それは音や音楽だったりもするんですが、社会学フィールドで研究してみたいことがあります。ミシェル・フーコーが昔「狂気の歴史」「監獄の誕生」という大著をしるしましたが、その現代日本版です。
僕は高校生のときに神経症を発症したことがあり、大変苦しんだものですが、今そのときのことを考えると、その症状やまわりを取り巻く環境を分析していくと、現代日本の狂気がどういうふうに捕らえられているのか、わかるような気がするのです。要は現代版日本のフーコーをやりたい。
神経症なんていうのも、今は心療内科で軽く診てもらえる病気になりましたが、もし僕の当時(パニック障害っていうのと自律神経失調+気分障害)が江戸時代の日本であれば、間違いなく座敷牢に入れられるものなんだろうなと思うわけです。まだ日本には精神の医療という概念はなかったでしょうから。
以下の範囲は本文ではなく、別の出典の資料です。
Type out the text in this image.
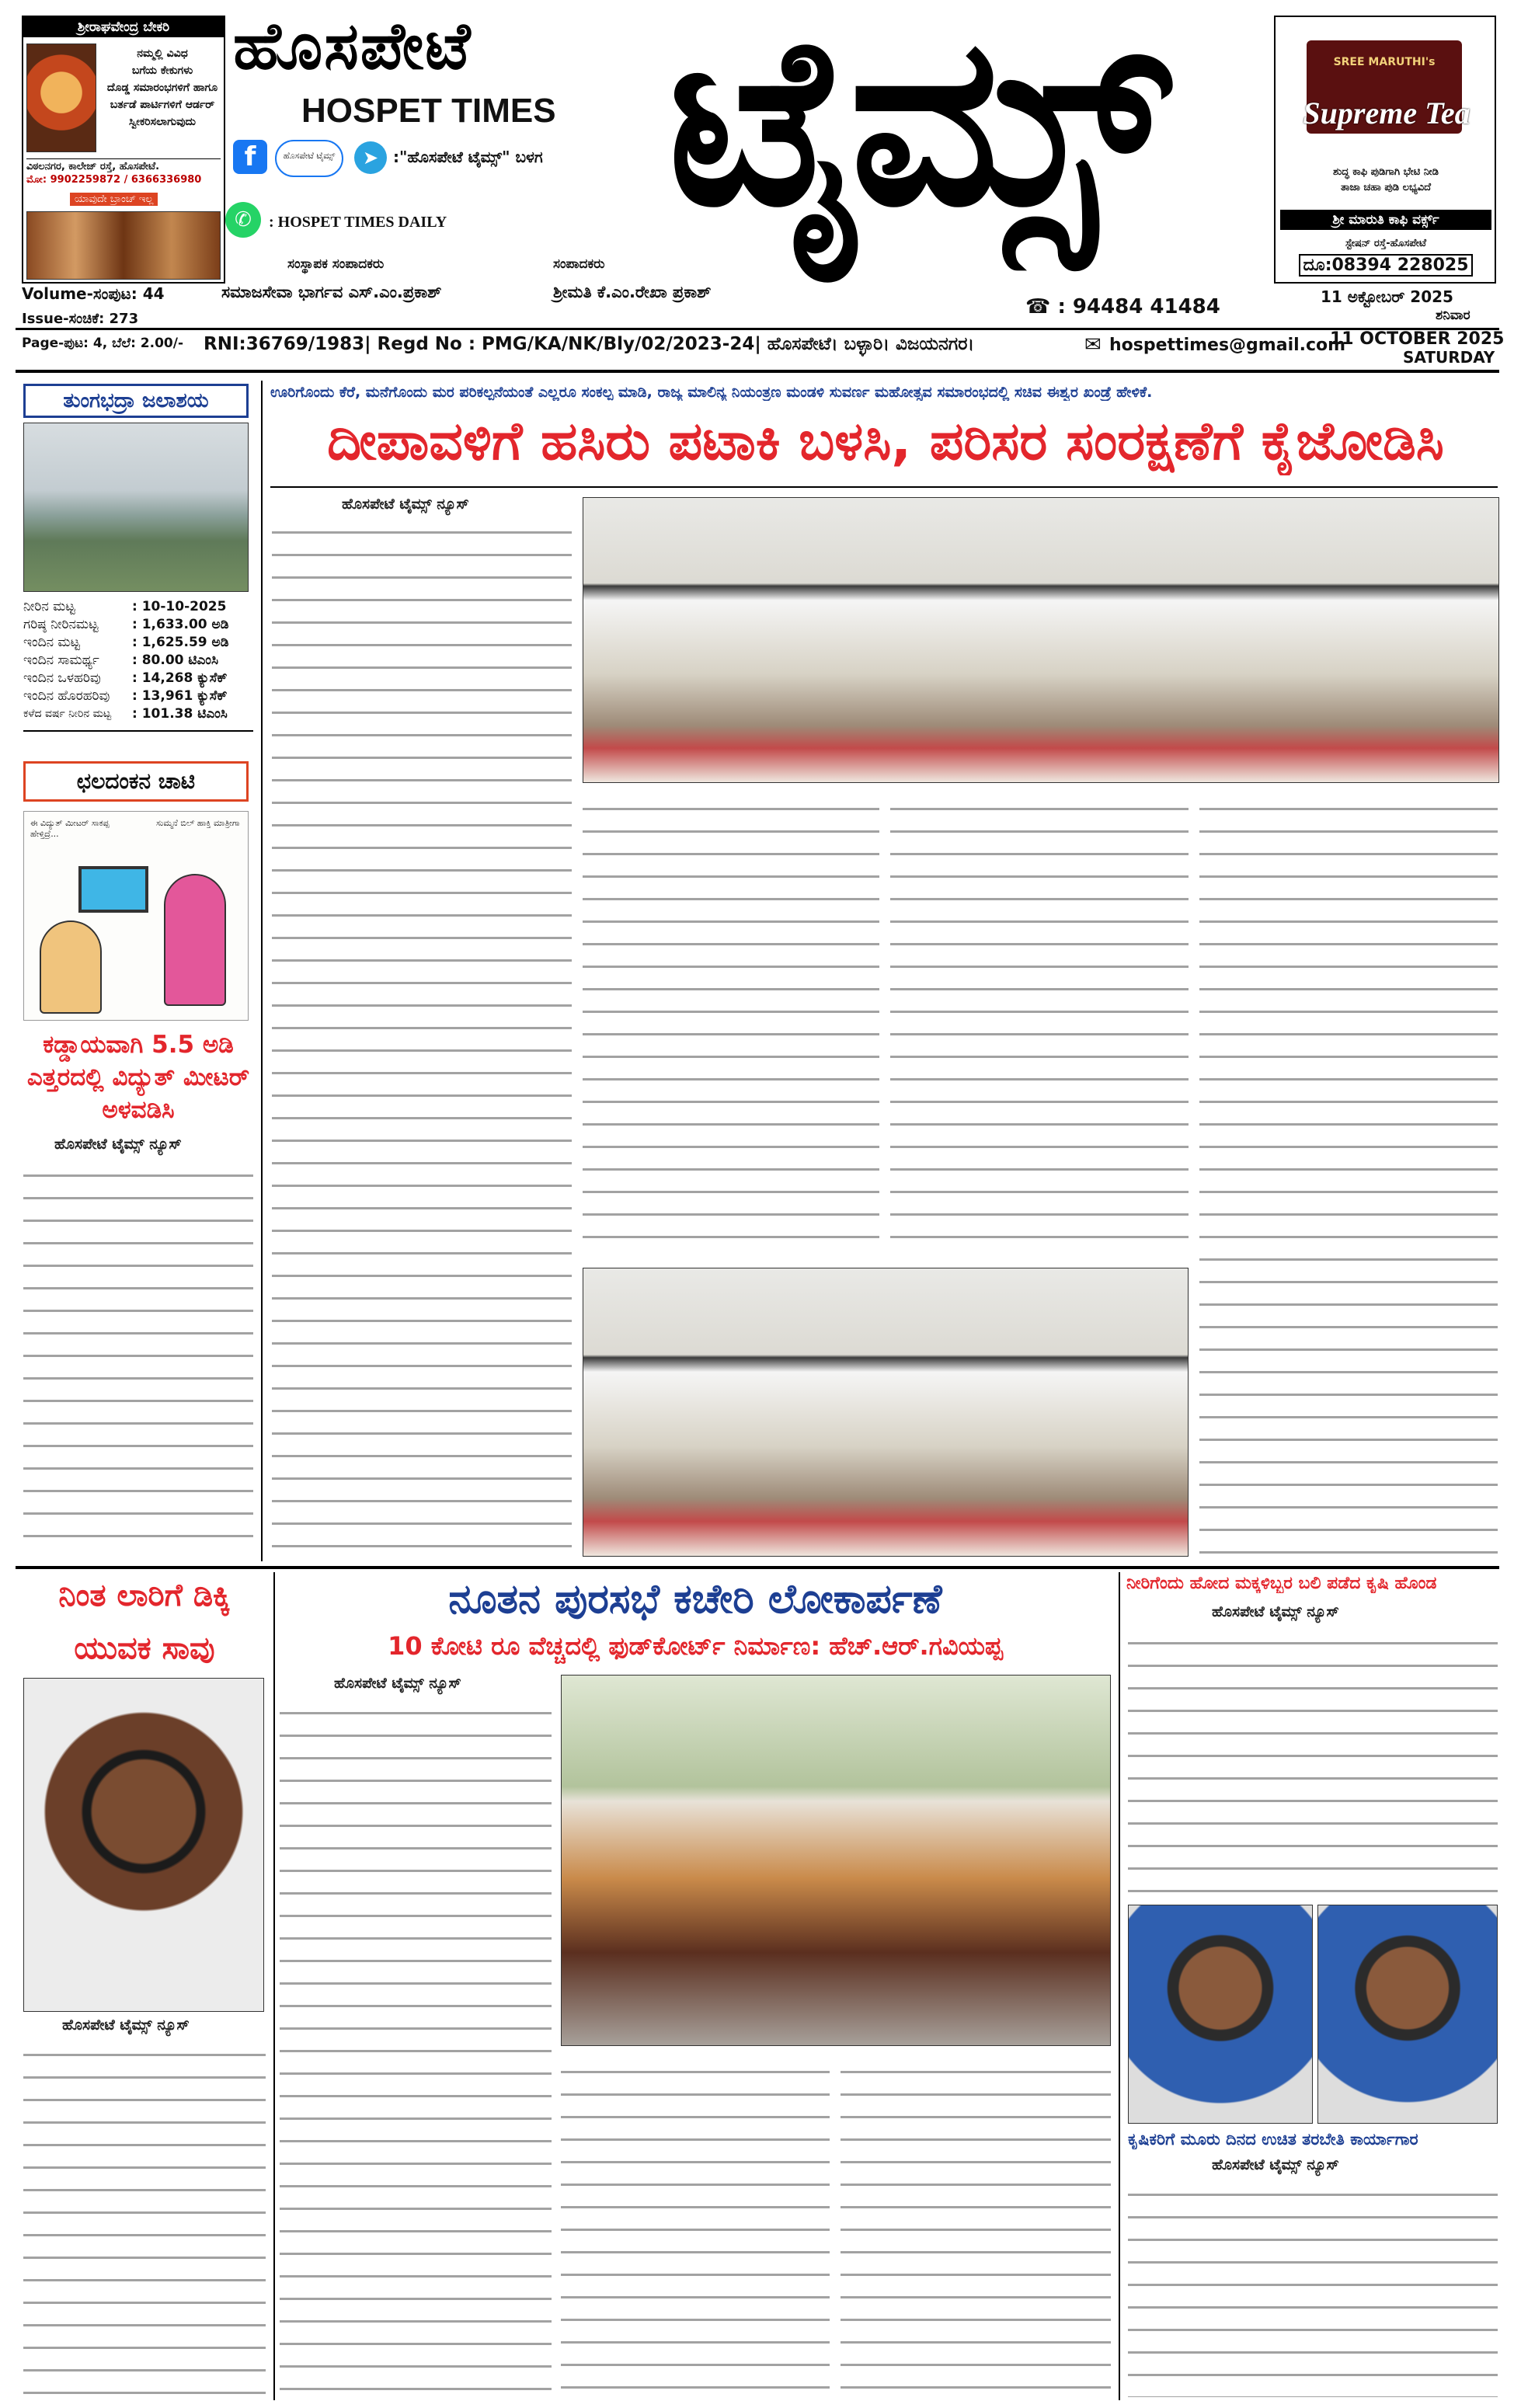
ಶ್ರೀರಾಘವೇಂದ್ರ ಬೇಕರಿ
ನಮ್ಮಲ್ಲಿ ವಿವಿಧ
ಬಗೆಯ ಕೇಕುಗಳು
ದೊಡ್ಡ ಸಮಾರಂಭಗಳಿಗೆ ಹಾಗೂ
ಬರ್ತಡೆ ಪಾರ್ಟಿಗಳಿಗೆ ಆರ್ಡರ್
ಸ್ವೀಕರಿಸಲಾಗುವುದು
ವಿಠಲನಗರ, ಕಾಲೇಜ್ ರಸ್ತೆ, ಹೊಸಪೇಟೆ.
ಮೋ: 9902259872 / 6366336980
ಯಾವುದೇ ಬ್ರಾಂಚ್ ಇಲ್ಲ
ಹೊಸಪೇಟೆ
HOSPET TIMES ಟೈಮ್ಸ್
f	ಹೊಸಪೇಟೆ ಟೈಮ್ಸ್	➤ :"ಹೊಸಪೇಟೆ ಟೈಮ್ಸ್" ಬಳಗ
✆	: HOSPET TIMES DAILY
ಸಂಸ್ಥಾಪಕ ಸಂಪಾದಕರು	ಸಂಪಾದಕರು
ಸಮಾಜಸೇವಾ ಭಾರ್ಗವ ಎಸ್.ಎಂ.ಪ್ರಕಾಶ್	ಶ್ರೀಮತಿ ಕೆ.ಎಂ.ರೇಖಾ ಪ್ರಕಾಶ್
☎ : 94484 41484
SREE MARUTHI's
Supreme Tea
ಶುದ್ಧ ಕಾಫಿ ಪುಡಿಗಾಗಿ ಭೇಟಿ ನೀಡಿ
ತಾಜಾ ಚಹಾ ಪುಡಿ ಲಭ್ಯವಿದೆ
ಶ್ರೀ ಮಾರುತಿ ಕಾಫಿ ವರ್ಕ್ಸ್
ಸ್ಟೇಷನ್ ರಸ್ತೆ-ಹೊಸಪೇಟೆ
ದೂ:08394 228025
11 ಅಕ್ಟೋಬರ್ 2025
ಶನಿವಾರ
Volume-ಸಂಪುಟ: 44
Issue-ಸಂಚಿಕೆ: 273
Page-ಪುಟ: 4, ಬೆಲೆ: 2.00/- RNI:36769/1983| Regd No : PMG/KA/NK/Bly/02/2023-24| ಹೊಸಪೇಟೆ। ಬಳ್ಳಾರಿ। ವಿಜಯನಗರ।	✉ hospettimes@gmail.com
11 OCTOBER 2025
SATURDAY
ತುಂಗಭದ್ರಾ ಜಲಾಶಯ
ನೀರಿನ ಮಟ್ಟ	: 10-10-2025
ಗರಿಷ್ಠ ನೀರಿನಮಟ್ಟ	: 1,633.00 ಅಡಿ
ಇಂದಿನ ಮಟ್ಟ	: 1,625.59 ಅಡಿ
ಇಂದಿನ ಸಾಮರ್ಥ್ಯ	: 80.00 ಟಿಎಂಸಿ
ಇಂದಿನ ಒಳಹರಿವು	: 14,268 ಕ್ಯುಸೆಕ್
ಇಂದಿನ ಹೊರಹರಿವು	: 13,961 ಕ್ಯುಸೆಕ್
ಕಳೆದ ವರ್ಷ ನೀರಿನ ಮಟ್ಟ	: 101.38 ಟಿಎಂಸಿ
ಛಲದಂಕನ ಚಾಟಿ
ಈ ವಿದ್ಯುತ್ ಮೀಟರ್ ಸಾಕಪ್ಪ ಹೇಳ್ತಿದ್ರೆ...
ಸುಮ್ಮನೆ ಬಿಲ್ ಹಾಕ್ತಿ ಮಾತ್ರೀಗಾ
ಕಡ್ಡಾಯವಾಗಿ 5.5 ಅಡಿ ಎತ್ತರದಲ್ಲಿ ವಿದ್ಯುತ್ ಮೀಟರ್ ಅಳವಡಿಸಿ
ಹೊಸಪೇಟೆ ಟೈಮ್ಸ್ ನ್ಯೂಸ್
ಊರಿಗೊಂದು ಕೆರೆ, ಮನೆಗೊಂದು ಮರ ಪರಿಕಲ್ಪನೆಯಂತೆ ಎಲ್ಲರೂ ಸಂಕಲ್ಪ ಮಾಡಿ, ರಾಜ್ಯ ಮಾಲಿನ್ಯ ನಿಯಂತ್ರಣ ಮಂಡಳಿ ಸುವರ್ಣ ಮಹೋತ್ಸವ ಸಮಾರಂಭದಲ್ಲಿ ಸಚಿವ ಈಶ್ವರ ಖಂಡ್ರೆ ಹೇಳಿಕೆ.
ದೀಪಾವಳಿಗೆ ಹಸಿರು ಪಟಾಕಿ ಬಳಸಿ, ಪರಿಸರ ಸಂರಕ್ಷಣೆಗೆ ಕೈಜೋಡಿಸಿ
ಹೊಸಪೇಟೆ ಟೈಮ್ಸ್ ನ್ಯೂಸ್
ನಿಂತ ಲಾರಿಗೆ ಡಿಕ್ಕಿ ಯುವಕ ಸಾವು
ಹೊಸಪೇಟೆ ಟೈಮ್ಸ್ ನ್ಯೂಸ್
ನೂತನ ಪುರಸಭೆ ಕಚೇರಿ ಲೋಕಾರ್ಪಣೆ
10 ಕೋಟಿ ರೂ ವೆಚ್ಚದಲ್ಲಿ ಫುಡ್‌ಕೋರ್ಟ್ ನಿರ್ಮಾಣ: ಹೆಚ್.ಆರ್.ಗವಿಯಪ್ಪ
ಹೊಸಪೇಟೆ ಟೈಮ್ಸ್ ನ್ಯೂಸ್
ನೀರಿಗೆಂದು ಹೋದ ಮಕ್ಕಳಿಬ್ಬರ ಬಲಿ ಪಡೆದ ಕೃಷಿ ಹೊಂಡ
ಹೊಸಪೇಟೆ ಟೈಮ್ಸ್ ನ್ಯೂಸ್
ಕೃಷಿಕರಿಗೆ ಮೂರು ದಿನದ ಉಚಿತ ತರಬೇತಿ ಕಾರ್ಯಾಗಾರ
ಹೊಸಪೇಟೆ ಟೈಮ್ಸ್ ನ್ಯೂಸ್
ちなみに、世界初の精神病治療薬がマレイン酸クロルプロマジン(CP、コントミンという薬です。今も現役。精神分裂病に使われます)というものですが、この薬はフランスの生化学者アンリ・ラボリ(Henri Laborit,1914-1995)が1952年に発見した精神安定剤。強力な鎮静効果があるため、今でも用いられます。
1952年といったら、戦後まもなくの話です。ここまでの間は、精神医療という概念はなかったのでしょう。「頭の狂った奴」というくくりにいれられて、ロボトミー(脳に針とかぶっさすんですよ。無茶な治療。というか脳を破壊して黙らせるということだったんですね)などを中心にして「治療」されていた時代ですからね。
なんだか自分がそういう状態に陥ったことがあるので、なおさら自分に引き付けて書ける問題なんじゃないかと考えています。研究職は本当に魅力のある職業だなあと思う昨今です。